Once the policy is applied, the user cannot circumvent the restriction without administrator rights, a method that is suitable for companies where employees use Xiaomi for work purposes.
| Locking method | Root rights required | Bypassing the user | Suitable for MDM |
|---|---|---|---|
| Standard settings of MIUI | β No. | β Yes. ADB) | β No. |
| Disconnect Package Installer | β No, but you do. ADB) | β No. | β Yes. |
| Google Admin Policies | β No. | β No. | β Yes. |
| Root + change build.prop | β Yes. | β No. | β Yes. |
Advanced Method: Edit build.prop (root only)
If your Xiaomi has root rights, you can make changes to the build.prop system file to permanently block the installation of the APK from the outside.
- Install Root Explorer or any file manager with root support.
- Go to /system/build.prop and open the file to edit.
- Add the line: ro.allow.mock.location=0 pm.install_location=0
- Save the changes and restart the device.
These settings will completely disable the ability to install APKs from unknown system-level sources. Note that incorrect editing build.prop can lead to bootloop.
What if the phone is not turned on after building.prop editing?
What to do if the ban does not work: check the workarounds
Sometimes, even after blocking the APK installation, users are faced with malware still penetrating the device.
- π Auto-update through infected apps: some viruses (such as Agent Smith) replace legitimate apps APK to malicious without requesting permission.
- π¦ Vulnerabilities in MIUI: versionally MIUI 12.5 and below, there was a loophole through Mi Share that allowed the installation of the APK without warning.
- π Reset security settings: after system update, some policies are reset.
To check the device for workarounds:
- Install Malwarebytes or Dr.Web and perform a full scan.

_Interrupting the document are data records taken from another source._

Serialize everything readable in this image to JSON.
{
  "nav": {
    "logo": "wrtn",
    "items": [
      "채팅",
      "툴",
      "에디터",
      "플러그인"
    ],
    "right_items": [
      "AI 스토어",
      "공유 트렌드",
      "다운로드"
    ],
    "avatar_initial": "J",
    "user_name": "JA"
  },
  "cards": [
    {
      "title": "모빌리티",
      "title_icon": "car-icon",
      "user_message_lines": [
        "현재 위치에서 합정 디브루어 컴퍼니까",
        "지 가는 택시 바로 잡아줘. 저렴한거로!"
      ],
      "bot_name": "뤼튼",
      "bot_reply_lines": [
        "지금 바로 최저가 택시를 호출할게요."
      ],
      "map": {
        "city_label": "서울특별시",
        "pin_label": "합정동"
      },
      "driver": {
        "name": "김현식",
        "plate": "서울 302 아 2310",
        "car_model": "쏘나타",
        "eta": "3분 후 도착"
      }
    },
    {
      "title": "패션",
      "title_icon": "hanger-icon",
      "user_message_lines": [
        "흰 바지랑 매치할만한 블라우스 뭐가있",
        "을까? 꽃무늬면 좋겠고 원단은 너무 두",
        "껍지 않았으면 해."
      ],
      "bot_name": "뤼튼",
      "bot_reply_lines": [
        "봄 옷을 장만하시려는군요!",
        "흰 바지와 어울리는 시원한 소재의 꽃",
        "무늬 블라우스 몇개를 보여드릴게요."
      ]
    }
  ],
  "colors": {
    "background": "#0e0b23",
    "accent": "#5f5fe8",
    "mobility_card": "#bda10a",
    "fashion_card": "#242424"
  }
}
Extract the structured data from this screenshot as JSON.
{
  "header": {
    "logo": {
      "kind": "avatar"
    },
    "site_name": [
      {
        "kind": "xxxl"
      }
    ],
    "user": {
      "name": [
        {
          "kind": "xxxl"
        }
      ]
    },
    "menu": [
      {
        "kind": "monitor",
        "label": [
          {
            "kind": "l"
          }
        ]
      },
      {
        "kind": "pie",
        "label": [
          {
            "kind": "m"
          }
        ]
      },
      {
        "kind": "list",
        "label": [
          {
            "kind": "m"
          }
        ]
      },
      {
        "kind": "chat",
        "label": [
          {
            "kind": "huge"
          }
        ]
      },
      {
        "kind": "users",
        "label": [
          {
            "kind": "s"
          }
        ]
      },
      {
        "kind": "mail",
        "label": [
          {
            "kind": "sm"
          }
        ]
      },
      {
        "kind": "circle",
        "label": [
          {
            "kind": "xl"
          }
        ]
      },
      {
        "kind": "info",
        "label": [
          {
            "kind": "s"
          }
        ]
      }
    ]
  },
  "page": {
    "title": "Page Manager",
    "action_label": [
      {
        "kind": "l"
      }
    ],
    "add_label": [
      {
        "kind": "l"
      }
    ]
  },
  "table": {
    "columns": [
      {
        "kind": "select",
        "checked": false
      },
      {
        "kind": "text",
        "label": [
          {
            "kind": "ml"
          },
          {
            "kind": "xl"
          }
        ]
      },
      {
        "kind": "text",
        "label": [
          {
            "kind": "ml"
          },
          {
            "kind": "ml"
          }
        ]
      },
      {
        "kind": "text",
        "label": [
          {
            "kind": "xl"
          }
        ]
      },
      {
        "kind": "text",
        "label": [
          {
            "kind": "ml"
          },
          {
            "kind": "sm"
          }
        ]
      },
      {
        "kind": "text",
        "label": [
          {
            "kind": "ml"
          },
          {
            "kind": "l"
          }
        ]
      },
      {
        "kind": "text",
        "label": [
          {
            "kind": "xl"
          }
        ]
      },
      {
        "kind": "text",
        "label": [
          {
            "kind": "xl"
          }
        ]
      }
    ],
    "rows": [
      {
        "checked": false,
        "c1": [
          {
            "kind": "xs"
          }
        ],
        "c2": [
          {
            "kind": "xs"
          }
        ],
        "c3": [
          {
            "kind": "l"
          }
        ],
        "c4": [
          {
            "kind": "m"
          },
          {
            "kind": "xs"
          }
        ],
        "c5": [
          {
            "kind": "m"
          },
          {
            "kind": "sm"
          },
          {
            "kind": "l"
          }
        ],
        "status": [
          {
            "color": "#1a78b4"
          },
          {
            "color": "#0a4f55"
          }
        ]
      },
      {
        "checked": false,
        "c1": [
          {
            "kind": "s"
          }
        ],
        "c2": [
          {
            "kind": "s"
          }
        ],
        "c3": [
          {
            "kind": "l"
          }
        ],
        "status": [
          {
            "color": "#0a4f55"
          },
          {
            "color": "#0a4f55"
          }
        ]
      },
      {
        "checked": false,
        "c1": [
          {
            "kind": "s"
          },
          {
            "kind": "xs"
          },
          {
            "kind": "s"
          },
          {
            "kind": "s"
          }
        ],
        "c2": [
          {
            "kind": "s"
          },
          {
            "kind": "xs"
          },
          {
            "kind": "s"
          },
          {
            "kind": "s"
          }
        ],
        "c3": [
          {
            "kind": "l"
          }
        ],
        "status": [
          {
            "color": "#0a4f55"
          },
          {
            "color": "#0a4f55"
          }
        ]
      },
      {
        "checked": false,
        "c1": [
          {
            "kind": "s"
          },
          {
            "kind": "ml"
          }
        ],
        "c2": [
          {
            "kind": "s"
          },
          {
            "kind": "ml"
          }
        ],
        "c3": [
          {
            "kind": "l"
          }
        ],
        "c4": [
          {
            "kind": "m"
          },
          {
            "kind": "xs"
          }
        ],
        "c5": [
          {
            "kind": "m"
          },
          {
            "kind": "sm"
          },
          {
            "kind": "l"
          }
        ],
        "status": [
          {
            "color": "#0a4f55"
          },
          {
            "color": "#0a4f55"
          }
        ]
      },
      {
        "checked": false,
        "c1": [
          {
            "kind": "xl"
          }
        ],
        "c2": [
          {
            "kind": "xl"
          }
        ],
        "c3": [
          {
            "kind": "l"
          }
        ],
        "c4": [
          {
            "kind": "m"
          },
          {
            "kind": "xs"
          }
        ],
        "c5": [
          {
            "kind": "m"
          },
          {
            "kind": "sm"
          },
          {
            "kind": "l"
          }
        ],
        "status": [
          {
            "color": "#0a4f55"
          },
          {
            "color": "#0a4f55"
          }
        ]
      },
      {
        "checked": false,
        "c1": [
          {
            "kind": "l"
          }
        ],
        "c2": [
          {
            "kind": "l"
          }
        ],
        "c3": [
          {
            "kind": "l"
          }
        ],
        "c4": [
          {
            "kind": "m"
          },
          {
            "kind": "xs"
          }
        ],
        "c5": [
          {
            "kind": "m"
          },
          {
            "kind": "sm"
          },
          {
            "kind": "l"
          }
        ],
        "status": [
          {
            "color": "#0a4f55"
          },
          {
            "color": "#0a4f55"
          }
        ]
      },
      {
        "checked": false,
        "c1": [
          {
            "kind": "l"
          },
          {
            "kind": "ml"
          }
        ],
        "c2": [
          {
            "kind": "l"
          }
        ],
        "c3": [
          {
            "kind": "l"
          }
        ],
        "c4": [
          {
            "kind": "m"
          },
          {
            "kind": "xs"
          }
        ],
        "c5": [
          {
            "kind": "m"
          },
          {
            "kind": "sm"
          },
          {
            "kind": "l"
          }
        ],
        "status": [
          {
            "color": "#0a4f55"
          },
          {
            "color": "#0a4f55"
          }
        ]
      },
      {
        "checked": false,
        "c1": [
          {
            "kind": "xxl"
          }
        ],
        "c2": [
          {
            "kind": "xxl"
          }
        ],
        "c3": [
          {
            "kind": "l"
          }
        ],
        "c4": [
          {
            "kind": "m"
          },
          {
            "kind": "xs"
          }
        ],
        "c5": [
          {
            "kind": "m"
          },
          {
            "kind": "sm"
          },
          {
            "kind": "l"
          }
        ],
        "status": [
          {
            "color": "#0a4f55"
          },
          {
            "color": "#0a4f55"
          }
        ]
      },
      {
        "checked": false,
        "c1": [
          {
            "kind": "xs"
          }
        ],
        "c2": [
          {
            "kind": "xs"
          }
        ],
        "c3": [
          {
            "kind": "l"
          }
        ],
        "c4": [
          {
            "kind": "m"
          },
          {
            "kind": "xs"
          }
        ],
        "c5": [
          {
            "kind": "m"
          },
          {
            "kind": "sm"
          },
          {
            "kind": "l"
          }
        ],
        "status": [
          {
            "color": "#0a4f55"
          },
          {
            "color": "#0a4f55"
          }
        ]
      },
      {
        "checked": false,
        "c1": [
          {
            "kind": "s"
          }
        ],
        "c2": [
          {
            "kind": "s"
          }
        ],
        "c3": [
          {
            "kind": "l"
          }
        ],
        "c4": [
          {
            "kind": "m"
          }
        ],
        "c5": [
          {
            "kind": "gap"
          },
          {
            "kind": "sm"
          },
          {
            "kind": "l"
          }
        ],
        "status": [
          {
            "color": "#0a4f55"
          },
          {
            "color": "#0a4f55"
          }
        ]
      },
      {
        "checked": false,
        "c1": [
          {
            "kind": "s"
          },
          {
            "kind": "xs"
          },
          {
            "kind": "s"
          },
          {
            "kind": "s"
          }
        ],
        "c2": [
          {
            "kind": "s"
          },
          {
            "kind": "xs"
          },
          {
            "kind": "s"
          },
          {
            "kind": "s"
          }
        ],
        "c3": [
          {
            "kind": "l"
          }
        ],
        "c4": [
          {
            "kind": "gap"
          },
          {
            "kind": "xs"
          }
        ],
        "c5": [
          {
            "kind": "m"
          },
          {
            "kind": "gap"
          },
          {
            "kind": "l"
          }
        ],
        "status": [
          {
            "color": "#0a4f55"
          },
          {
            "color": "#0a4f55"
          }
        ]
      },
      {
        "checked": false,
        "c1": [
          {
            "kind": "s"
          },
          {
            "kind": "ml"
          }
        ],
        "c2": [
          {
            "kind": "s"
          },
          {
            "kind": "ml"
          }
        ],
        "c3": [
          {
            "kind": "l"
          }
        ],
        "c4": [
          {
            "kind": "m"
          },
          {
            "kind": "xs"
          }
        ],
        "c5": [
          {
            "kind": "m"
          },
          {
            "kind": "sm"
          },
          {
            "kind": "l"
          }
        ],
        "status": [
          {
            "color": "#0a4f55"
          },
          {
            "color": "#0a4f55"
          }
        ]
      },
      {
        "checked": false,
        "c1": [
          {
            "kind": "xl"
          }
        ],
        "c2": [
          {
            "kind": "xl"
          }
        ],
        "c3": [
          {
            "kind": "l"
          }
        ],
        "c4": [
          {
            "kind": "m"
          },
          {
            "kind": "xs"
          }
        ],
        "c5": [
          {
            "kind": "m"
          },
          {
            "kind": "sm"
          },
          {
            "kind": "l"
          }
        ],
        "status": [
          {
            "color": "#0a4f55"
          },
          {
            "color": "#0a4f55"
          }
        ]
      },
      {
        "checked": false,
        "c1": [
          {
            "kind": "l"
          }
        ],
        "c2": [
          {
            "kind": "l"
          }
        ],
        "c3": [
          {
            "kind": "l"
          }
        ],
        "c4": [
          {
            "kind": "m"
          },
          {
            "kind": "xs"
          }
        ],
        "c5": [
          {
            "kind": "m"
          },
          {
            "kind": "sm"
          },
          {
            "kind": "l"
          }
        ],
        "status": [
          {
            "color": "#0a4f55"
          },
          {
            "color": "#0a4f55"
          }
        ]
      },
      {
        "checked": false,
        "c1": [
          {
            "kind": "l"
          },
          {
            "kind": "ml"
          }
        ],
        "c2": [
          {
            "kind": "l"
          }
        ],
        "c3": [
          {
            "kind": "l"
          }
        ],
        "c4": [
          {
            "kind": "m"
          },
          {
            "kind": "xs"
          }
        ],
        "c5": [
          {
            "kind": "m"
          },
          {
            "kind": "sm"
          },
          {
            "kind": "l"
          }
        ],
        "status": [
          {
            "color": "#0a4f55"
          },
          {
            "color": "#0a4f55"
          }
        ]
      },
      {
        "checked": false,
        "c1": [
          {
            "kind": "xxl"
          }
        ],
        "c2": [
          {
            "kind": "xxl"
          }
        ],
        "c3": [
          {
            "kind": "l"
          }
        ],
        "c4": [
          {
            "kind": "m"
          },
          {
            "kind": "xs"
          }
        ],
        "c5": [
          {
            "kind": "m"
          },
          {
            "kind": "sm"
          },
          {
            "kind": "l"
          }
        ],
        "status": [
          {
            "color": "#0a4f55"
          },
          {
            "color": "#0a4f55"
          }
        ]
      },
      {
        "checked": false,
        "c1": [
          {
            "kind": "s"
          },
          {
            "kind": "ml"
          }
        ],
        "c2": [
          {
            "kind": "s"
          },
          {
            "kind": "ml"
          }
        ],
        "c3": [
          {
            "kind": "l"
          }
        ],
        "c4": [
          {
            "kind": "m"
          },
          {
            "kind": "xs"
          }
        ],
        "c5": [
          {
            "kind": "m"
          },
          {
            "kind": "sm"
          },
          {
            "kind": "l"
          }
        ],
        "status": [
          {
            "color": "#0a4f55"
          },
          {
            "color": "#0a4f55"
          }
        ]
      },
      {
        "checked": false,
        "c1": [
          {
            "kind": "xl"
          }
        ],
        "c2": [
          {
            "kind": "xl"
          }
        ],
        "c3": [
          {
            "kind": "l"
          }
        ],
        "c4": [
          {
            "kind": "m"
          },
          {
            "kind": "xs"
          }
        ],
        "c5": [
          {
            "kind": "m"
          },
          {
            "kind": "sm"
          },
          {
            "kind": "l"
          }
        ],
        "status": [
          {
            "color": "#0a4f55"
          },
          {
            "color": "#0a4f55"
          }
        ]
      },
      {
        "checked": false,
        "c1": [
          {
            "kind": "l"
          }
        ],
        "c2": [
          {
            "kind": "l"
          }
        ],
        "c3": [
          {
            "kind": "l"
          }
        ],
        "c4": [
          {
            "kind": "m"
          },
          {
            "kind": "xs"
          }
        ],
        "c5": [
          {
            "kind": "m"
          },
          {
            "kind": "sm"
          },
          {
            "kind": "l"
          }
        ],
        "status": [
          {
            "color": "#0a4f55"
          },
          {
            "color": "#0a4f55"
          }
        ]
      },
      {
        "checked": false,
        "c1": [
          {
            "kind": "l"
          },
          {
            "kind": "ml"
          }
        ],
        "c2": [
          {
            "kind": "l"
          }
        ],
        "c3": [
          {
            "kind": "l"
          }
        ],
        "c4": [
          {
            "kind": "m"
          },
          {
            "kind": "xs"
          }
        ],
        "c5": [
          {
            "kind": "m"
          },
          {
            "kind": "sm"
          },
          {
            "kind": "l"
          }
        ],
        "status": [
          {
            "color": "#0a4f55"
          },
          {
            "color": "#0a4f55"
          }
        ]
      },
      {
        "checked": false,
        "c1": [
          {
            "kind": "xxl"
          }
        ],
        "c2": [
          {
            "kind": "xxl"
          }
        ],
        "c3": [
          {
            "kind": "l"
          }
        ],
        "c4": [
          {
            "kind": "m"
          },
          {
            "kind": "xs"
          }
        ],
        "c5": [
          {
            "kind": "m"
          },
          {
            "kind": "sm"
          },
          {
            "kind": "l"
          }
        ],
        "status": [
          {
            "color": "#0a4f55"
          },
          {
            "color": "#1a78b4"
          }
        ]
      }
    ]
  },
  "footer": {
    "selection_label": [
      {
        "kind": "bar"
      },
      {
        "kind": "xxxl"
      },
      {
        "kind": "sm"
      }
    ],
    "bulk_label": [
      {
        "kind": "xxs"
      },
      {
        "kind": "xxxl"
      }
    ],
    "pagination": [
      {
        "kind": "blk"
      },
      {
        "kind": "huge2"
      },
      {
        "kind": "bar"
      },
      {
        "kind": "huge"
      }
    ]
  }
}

- Check the list of installed apps in Settings β Apps β All apps for suspicious programs (for example, with names in Chinese or random characters).
- Open Settings β Accounts and sync and delete unknown accounts that may have administrator rights.
π‘
If you suspect that your device is already infected, don't connect it to your corporate network or home Wi-Fi until it's completely cleaned.
FAQ: Answers to Frequent Questions
Can I allow APK installation for only one application (e.g. Telegram)?
Will the ban work after the reset?
Can I ban APK installation without root rights?
How do you check that the ban is working?
What to do if the virus is already installed?
π‘
Even if you are confident in the security of the APK, banning installation from unknown sources is the only way to guarantee protection against most viruses.Use standard MIUI methods for basic protection and ADB/root for full lockdown.